I recently got the domain name watchingthewatchers.com in a drop when the previous owner let it expire. Since Watching the Watchers has been published at the same name in .org since 2004, we've been losing traffic from people who mistakenly tried the .com and ended up at a parked domain.
To get the domain, I set up an account on GoDaddy and used its domain monitoring and back order service. You can monitor 100 domains for $5.99 and receive email when they're put on hold for non-payment or their status changes in other ways.
You can backorder a specific domain for $18.99 or five domains for $94.95. This doesn't guarantee you'll get them, because GoDaddy's competing with other domain-drop services and registrars, but if it fails you can reassign your order to another domain at no cost. Based on a few times I tried it out, it appears that GoDaddy loses more often than it wins when the domain's hotly contested. For this particular domain, I felt like I had a good chance because the old owner used GoDaddy as his registrar.

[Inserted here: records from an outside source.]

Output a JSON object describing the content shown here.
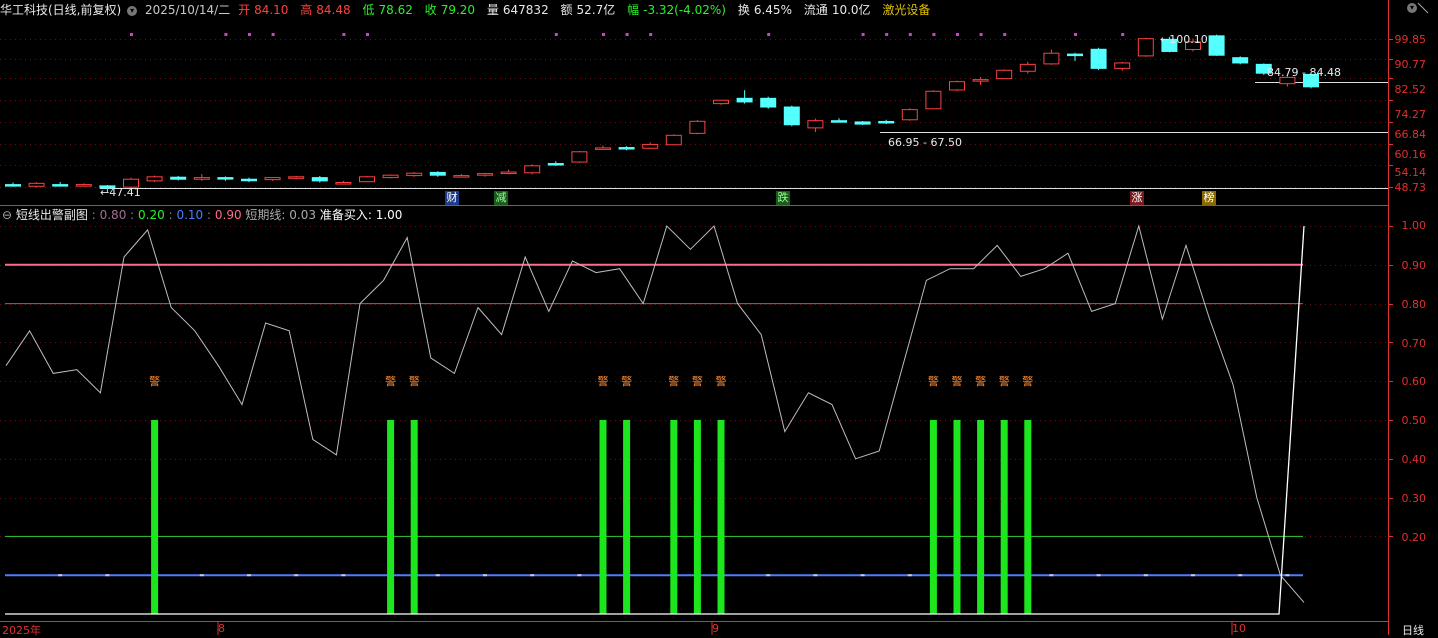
{
  "header": {
    "stock_name": "华工科技(日线,前复权)",
    "date": "2025/10/14/二",
    "open_label": "开",
    "open": "84.10",
    "high_label": "高",
    "high": "84.48",
    "low_label": "低",
    "low": "78.62",
    "close_label": "收",
    "close": "79.20",
    "volume_label": "量",
    "volume": "647832",
    "amount_label": "额",
    "amount": "52.7亿",
    "change_label": "幅",
    "change": "-3.32(-4.02%)",
    "turnover_label": "换",
    "turnover": "6.45%",
    "float_label": "流通",
    "float": "10.0亿",
    "concept": "激光设备"
  },
  "price_axis": [
    "99.85",
    "90.77",
    "82.52",
    "74.27",
    "66.84",
    "60.16",
    "54.14",
    "48.73"
  ],
  "price_annotations": {
    "high": "100.10",
    "low": "47.41",
    "range1": "84.79 - 84.48",
    "range2": "66.95 - 67.50"
  },
  "event_markers": [
    "财",
    "减",
    "跌",
    "涨",
    "榜"
  ],
  "indicator": {
    "name": "短线出警副图",
    "param1": "0.80",
    "param2": "0.20",
    "param3": "0.10",
    "param4": "0.90",
    "short_label": "短期线:",
    "short_value": "0.03",
    "ready_label": "准备买入:",
    "ready_value": "1.00",
    "alert_label": "警",
    "axis": [
      "1.00",
      "0.90",
      "0.80",
      "0.70",
      "0.60",
      "0.50",
      "0.40",
      "0.30",
      "0.20"
    ]
  },
  "x_axis": {
    "year": "2025年",
    "m8": "8",
    "m9": "9",
    "m10": "10",
    "period": "日线"
  },
  "colors": {
    "up": "#ff4040",
    "down": "#54ffff",
    "alert_bar": "#1ee61e",
    "line_090": "#ff6b8a",
    "line_080": "#a05a7a",
    "line_020": "#33cc33",
    "line_010": "#4a7fff",
    "axis": "#e03030",
    "concept": "#e0c000"
  },
  "chart_data": [
    {
      "type": "candlestick",
      "title": "华工科技(日线,前复权)",
      "y_ticks": [
        99.85,
        90.77,
        82.52,
        74.27,
        66.84,
        60.16,
        54.14,
        48.73
      ],
      "log_scale": true,
      "candles": [
        {
          "o": 49.3,
          "h": 49.8,
          "l": 48.8,
          "c": 49.0
        },
        {
          "o": 48.9,
          "h": 49.9,
          "l": 48.6,
          "c": 49.6
        },
        {
          "o": 49.3,
          "h": 49.9,
          "l": 48.9,
          "c": 49.0
        },
        {
          "o": 49.2,
          "h": 49.6,
          "l": 48.8,
          "c": 49.3
        },
        {
          "o": 49.0,
          "h": 49.2,
          "l": 47.41,
          "c": 48.5
        },
        {
          "o": 48.7,
          "h": 51.0,
          "l": 48.5,
          "c": 50.6
        },
        {
          "o": 50.2,
          "h": 51.5,
          "l": 49.9,
          "c": 51.2
        },
        {
          "o": 51.1,
          "h": 51.4,
          "l": 50.3,
          "c": 50.6
        },
        {
          "o": 50.6,
          "h": 51.9,
          "l": 50.2,
          "c": 51.0
        },
        {
          "o": 51.0,
          "h": 51.3,
          "l": 50.2,
          "c": 50.8
        },
        {
          "o": 50.6,
          "h": 51.0,
          "l": 49.9,
          "c": 50.4
        },
        {
          "o": 50.5,
          "h": 51.1,
          "l": 50.2,
          "c": 51.0
        },
        {
          "o": 51.0,
          "h": 51.4,
          "l": 50.6,
          "c": 51.2
        },
        {
          "o": 51.0,
          "h": 51.4,
          "l": 49.8,
          "c": 50.2
        },
        {
          "o": 49.8,
          "h": 50.2,
          "l": 49.5,
          "c": 49.8
        },
        {
          "o": 50.0,
          "h": 51.4,
          "l": 49.9,
          "c": 51.2
        },
        {
          "o": 51.0,
          "h": 51.8,
          "l": 50.8,
          "c": 51.6
        },
        {
          "o": 51.5,
          "h": 52.4,
          "l": 51.2,
          "c": 52.1
        },
        {
          "o": 52.3,
          "h": 52.6,
          "l": 51.2,
          "c": 51.6
        },
        {
          "o": 51.5,
          "h": 51.9,
          "l": 51.0,
          "c": 51.5
        },
        {
          "o": 51.6,
          "h": 52.2,
          "l": 51.2,
          "c": 52.0
        },
        {
          "o": 52.1,
          "h": 53.0,
          "l": 51.8,
          "c": 52.4
        },
        {
          "o": 52.2,
          "h": 54.4,
          "l": 51.8,
          "c": 54.0
        },
        {
          "o": 54.6,
          "h": 55.2,
          "l": 54.0,
          "c": 54.3
        },
        {
          "o": 55.0,
          "h": 58.0,
          "l": 54.8,
          "c": 57.8
        },
        {
          "o": 58.6,
          "h": 59.6,
          "l": 58.3,
          "c": 58.9
        },
        {
          "o": 59.0,
          "h": 59.4,
          "l": 58.2,
          "c": 58.8
        },
        {
          "o": 58.8,
          "h": 60.5,
          "l": 58.6,
          "c": 59.9
        },
        {
          "o": 59.8,
          "h": 62.9,
          "l": 59.6,
          "c": 62.6
        },
        {
          "o": 63.2,
          "h": 67.4,
          "l": 62.9,
          "c": 67.0
        },
        {
          "o": 73.0,
          "h": 74.4,
          "l": 72.6,
          "c": 74.2
        },
        {
          "o": 74.9,
          "h": 77.9,
          "l": 73.0,
          "c": 73.6
        },
        {
          "o": 74.9,
          "h": 75.5,
          "l": 71.2,
          "c": 71.8
        },
        {
          "o": 71.8,
          "h": 72.3,
          "l": 65.4,
          "c": 65.9
        },
        {
          "o": 64.9,
          "h": 67.9,
          "l": 63.6,
          "c": 67.2
        },
        {
          "o": 67.2,
          "h": 68.0,
          "l": 66.6,
          "c": 67.1
        },
        {
          "o": 66.8,
          "h": 67.1,
          "l": 65.8,
          "c": 66.1
        },
        {
          "o": 66.95,
          "h": 67.5,
          "l": 66.1,
          "c": 66.6
        },
        {
          "o": 67.5,
          "h": 71.4,
          "l": 67.2,
          "c": 70.9
        },
        {
          "o": 71.2,
          "h": 77.9,
          "l": 71.0,
          "c": 77.5
        },
        {
          "o": 78.0,
          "h": 81.6,
          "l": 77.6,
          "c": 81.2
        },
        {
          "o": 81.8,
          "h": 83.0,
          "l": 79.9,
          "c": 82.0
        },
        {
          "o": 82.4,
          "h": 86.2,
          "l": 82.2,
          "c": 85.8
        },
        {
          "o": 85.4,
          "h": 89.4,
          "l": 84.4,
          "c": 88.3
        },
        {
          "o": 88.5,
          "h": 94.8,
          "l": 88.1,
          "c": 93.2
        },
        {
          "o": 92.8,
          "h": 93.4,
          "l": 89.8,
          "c": 92.4
        },
        {
          "o": 95.0,
          "h": 95.7,
          "l": 85.9,
          "c": 86.6
        },
        {
          "o": 86.6,
          "h": 89.4,
          "l": 85.6,
          "c": 88.9
        },
        {
          "o": 92.0,
          "h": 100.5,
          "l": 91.6,
          "c": 100.0
        },
        {
          "o": 99.7,
          "h": 100.9,
          "l": 93.6,
          "c": 94.0
        },
        {
          "o": 94.9,
          "h": 100.1,
          "l": 94.0,
          "c": 98.5
        },
        {
          "o": 101.4,
          "h": 102.0,
          "l": 92.0,
          "c": 92.3
        },
        {
          "o": 91.2,
          "h": 91.8,
          "l": 88.3,
          "c": 88.9
        },
        {
          "o": 88.3,
          "h": 88.7,
          "l": 83.9,
          "c": 84.6
        },
        {
          "o": 80.4,
          "h": 83.6,
          "l": 79.3,
          "c": 82.9
        },
        {
          "o": 84.1,
          "h": 84.48,
          "l": 78.62,
          "c": 79.2
        }
      ]
    },
    {
      "type": "line",
      "title": "短线出警副图",
      "y_ticks": [
        1.0,
        0.9,
        0.8,
        0.7,
        0.6,
        0.5,
        0.4,
        0.3,
        0.2
      ],
      "reference_lines": [
        0.9,
        0.8,
        0.2,
        0.1
      ],
      "series": [
        {
          "name": "短期线",
          "values": [
            0.64,
            0.73,
            0.62,
            0.63,
            0.57,
            0.92,
            0.99,
            0.79,
            0.73,
            0.64,
            0.54,
            0.75,
            0.73,
            0.45,
            0.41,
            0.8,
            0.86,
            0.97,
            0.66,
            0.62,
            0.79,
            0.72,
            0.92,
            0.78,
            0.91,
            0.88,
            0.89,
            0.8,
            1.0,
            0.94,
            1.0,
            0.8,
            0.72,
            0.47,
            0.57,
            0.54,
            0.4,
            0.42,
            0.64,
            0.86,
            0.89,
            0.89,
            0.95,
            0.87,
            0.89,
            0.93,
            0.78,
            0.8,
            1.0,
            0.76,
            0.95,
            0.76,
            0.59,
            0.3,
            0.1,
            0.03
          ]
        },
        {
          "name": "准备买入",
          "values_note_last": 1.0
        }
      ],
      "alert_bars_index": [
        6,
        16,
        17,
        25,
        26,
        28,
        29,
        30,
        39,
        40,
        41,
        42,
        43
      ]
    }
  ]
}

GoDaddy only will sell a backorder for a domain to one customer, so if you wait for the monitoring service to tell you its on hold, you might be too late.
The only disadvantage to using the service is that it increases the likelihood you'll accumulate more dumb domains you had no rational reason to register, which has been an issue for me. I also got sins.biz using GoDaddy's drop service, but all of the decent ecommerce possibilities for that domain are illegal in the U.S. outside of a few counties in Nevada.